French bulldogs, with their marble-like eyes and pleated faces, are beloved. Really, really beloved.
In the U.S., Frenchies didn’t even rank in the American Kennel Club’s top 30 most popular breeds in 2007. Last year, they were No. 4. In Britain they ranked 76th in 2005. Now they’re in second place.
But French bulldogs, as dogs go, are also quite unhealthy. They’re one of the brachycephalic breeds — dogs whose human-selected large heads and flat faces make them prone to certain ailments. “These dogs are kind of a dream for people who want to do research on pathology, on disease, in dogs,” said Dan O’Neill, a senior lecturer at the Royal Veterinary College in London. “They’ve got lots of problems.”

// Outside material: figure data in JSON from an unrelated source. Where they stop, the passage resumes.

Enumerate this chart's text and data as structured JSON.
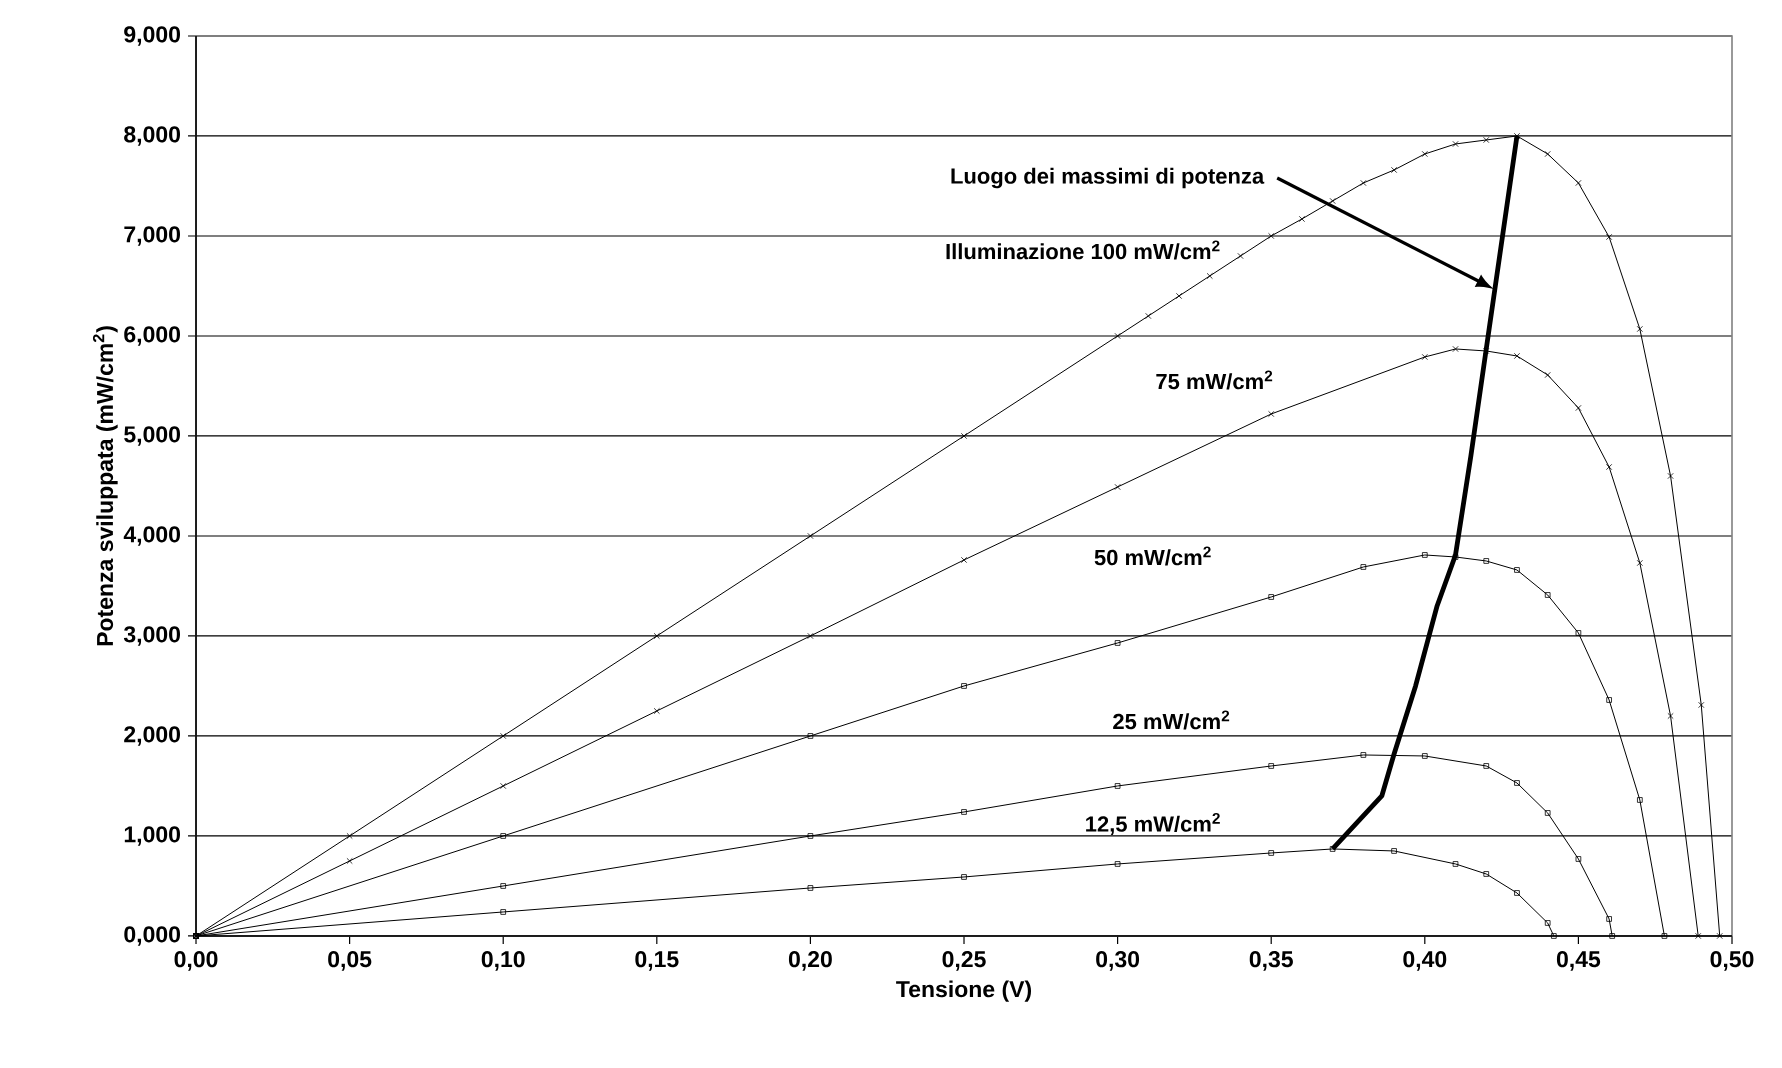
{
  "chart_data": {
    "type": "line",
    "xlabel": "Tensione (V)",
    "ylabel": "Potenza sviluppata (mW/cm$^{2}$)",
    "xlim": [
      0,
      0.5
    ],
    "ylim": [
      0,
      9
    ],
    "xticks": [
      {
        "value": 0,
        "label": "0,00"
      },
      {
        "value": 0.05,
        "label": "0,05"
      },
      {
        "value": 0.1,
        "label": "0,10"
      },
      {
        "value": 0.15,
        "label": "0,15"
      },
      {
        "value": 0.2,
        "label": "0,20"
      },
      {
        "value": 0.25,
        "label": "0,25"
      },
      {
        "value": 0.3,
        "label": "0,30"
      },
      {
        "value": 0.35,
        "label": "0,35"
      },
      {
        "value": 0.4,
        "label": "0,40"
      },
      {
        "value": 0.45,
        "label": "0,45"
      },
      {
        "value": 0.5,
        "label": "0,50"
      }
    ],
    "yticks": [
      {
        "value": 0,
        "label": "0,000"
      },
      {
        "value": 1,
        "label": "1,000"
      },
      {
        "value": 2,
        "label": "2,000"
      },
      {
        "value": 3,
        "label": "3,000"
      },
      {
        "value": 4,
        "label": "4,000"
      },
      {
        "value": 5,
        "label": "5,000"
      },
      {
        "value": 6,
        "label": "6,000"
      },
      {
        "value": 7,
        "label": "7,000"
      },
      {
        "value": 8,
        "label": "8,000"
      },
      {
        "value": 9,
        "label": "9,000"
      }
    ],
    "grid": "y",
    "legend": false,
    "annotations": [
      {
        "text": "Luogo dei massimi di potenza",
        "x": 0.4225,
        "y": 6.47
      }
    ],
    "series": [
      {
        "name": "Illuminazione 100 mW/cm$^{2}$",
        "color": "#000000",
        "marker": "cross",
        "x": [
          0,
          0.05,
          0.1,
          0.15,
          0.2,
          0.25,
          0.3,
          0.31,
          0.32,
          0.33,
          0.34,
          0.35,
          0.36,
          0.37,
          0.38,
          0.39,
          0.4,
          0.41,
          0.42,
          0.43,
          0.44,
          0.45,
          0.46,
          0.47,
          0.48,
          0.49,
          0.496
        ],
        "values": [
          0,
          1,
          2,
          3,
          4,
          5,
          6,
          6.2,
          6.4,
          6.6,
          6.8,
          7,
          7.17,
          7.35,
          7.53,
          7.66,
          7.82,
          7.92,
          7.96,
          8,
          7.82,
          7.53,
          6.99,
          6.07,
          4.6,
          2.31,
          0
        ]
      },
      {
        "name": "75 mW/cm$^{2}$",
        "color": "#000000",
        "marker": "cross",
        "x": [
          0,
          0.05,
          0.1,
          0.15,
          0.2,
          0.25,
          0.3,
          0.35,
          0.4,
          0.41,
          0.42,
          0.43,
          0.44,
          0.45,
          0.46,
          0.47,
          0.48,
          0.489
        ],
        "values": [
          0,
          0.75,
          1.5,
          2.25,
          3,
          3.76,
          4.49,
          5.22,
          5.79,
          5.87,
          5.85,
          5.8,
          5.61,
          5.28,
          4.69,
          3.73,
          2.2,
          0
        ]
      },
      {
        "name": "50 mW/cm$^{2}$",
        "color": "#000000",
        "marker": "square",
        "x": [
          0,
          0.1,
          0.2,
          0.25,
          0.3,
          0.35,
          0.38,
          0.4,
          0.41,
          0.42,
          0.43,
          0.44,
          0.45,
          0.46,
          0.47,
          0.478
        ],
        "values": [
          0,
          1,
          2,
          2.5,
          2.93,
          3.39,
          3.69,
          3.81,
          3.79,
          3.75,
          3.66,
          3.41,
          3.03,
          2.36,
          1.36,
          0
        ]
      },
      {
        "name": "25 mW/cm$^{2}$",
        "color": "#000000",
        "marker": "square",
        "x": [
          0,
          0.1,
          0.2,
          0.25,
          0.3,
          0.35,
          0.38,
          0.4,
          0.42,
          0.43,
          0.44,
          0.45,
          0.46,
          0.461
        ],
        "values": [
          0,
          0.5,
          1,
          1.24,
          1.5,
          1.7,
          1.81,
          1.8,
          1.7,
          1.53,
          1.23,
          0.77,
          0.17,
          0
        ]
      },
      {
        "name": "12,5 mW/cm$^{2}$",
        "color": "#000000",
        "marker": "square",
        "x": [
          0,
          0.1,
          0.2,
          0.25,
          0.3,
          0.35,
          0.37,
          0.39,
          0.41,
          0.42,
          0.43,
          0.44,
          0.442
        ],
        "values": [
          0,
          0.24,
          0.48,
          0.59,
          0.72,
          0.83,
          0.87,
          0.85,
          0.72,
          0.62,
          0.43,
          0.13,
          0
        ]
      },
      {
        "color": "#000000",
        "marker": "none",
        "x": [
          0.37,
          0.386,
          0.39,
          0.397,
          0.404,
          0.41,
          0.415,
          0.42,
          0.43
        ],
        "values": [
          0.87,
          1.4,
          1.82,
          2.5,
          3.3,
          3.81,
          4.8,
          5.87,
          8
        ]
      }
    ]
  }
}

That’s bad for Frenchies, of course, but O’Neill said it has also become a crisis for what he calls “dogdom” — because it will mean more ailing animals at veterinary clinics, costlier bills for owners and more castoffs in shelters, not to mention a major incentive for unscrupulous breeders.
“These dogs came out of nowhere in 10 years,” said O’Neill, the lead author of a new study. “They are unhealthy, but it’s their rising popularity that makes it a huge issue.”
O’Neill and other researchers pulled records on all dogs treated at more than 300 clinics in 2013. They ended up with 2,228 French bulldogs and some revealing data points. Of the puppies born that year and seen in those clinics, 1.46 percent were Frenchies — up from 0.02 percent in 2003, which the authors call an “unprecedented” growth for a single breed. What’s more, the French bulldogs’ median age was 1.3 years, compared to about 4.5 for all dogs.
Despite their youth, 72 percent had some sort of disorder. Some of the most prevalent were common canine issues such as diarrhea or ear infections. But several were “conformational” disorders, or maladies related to the physical appearance that fanciers have decided French bulldogs should have.
The ailments included skin fold dermatitis, a stinky and uncomfortable bacterial infection that develops between the dogs’ wrinkles, and corneal ulcers, a painful condition that can result from eyes so bulging that they don’t fully close. Not surprisingly, five of the 25 most prevalent problems were upper respiratory disorders.
“That would not be the case with dogs overall,” O’Neill said. And the Frenchies’ youthfulness gave “a very rosy-eyed view” of their breed’s health, he added. “When these dogs reach middle age, these values are going to rise dramatically.”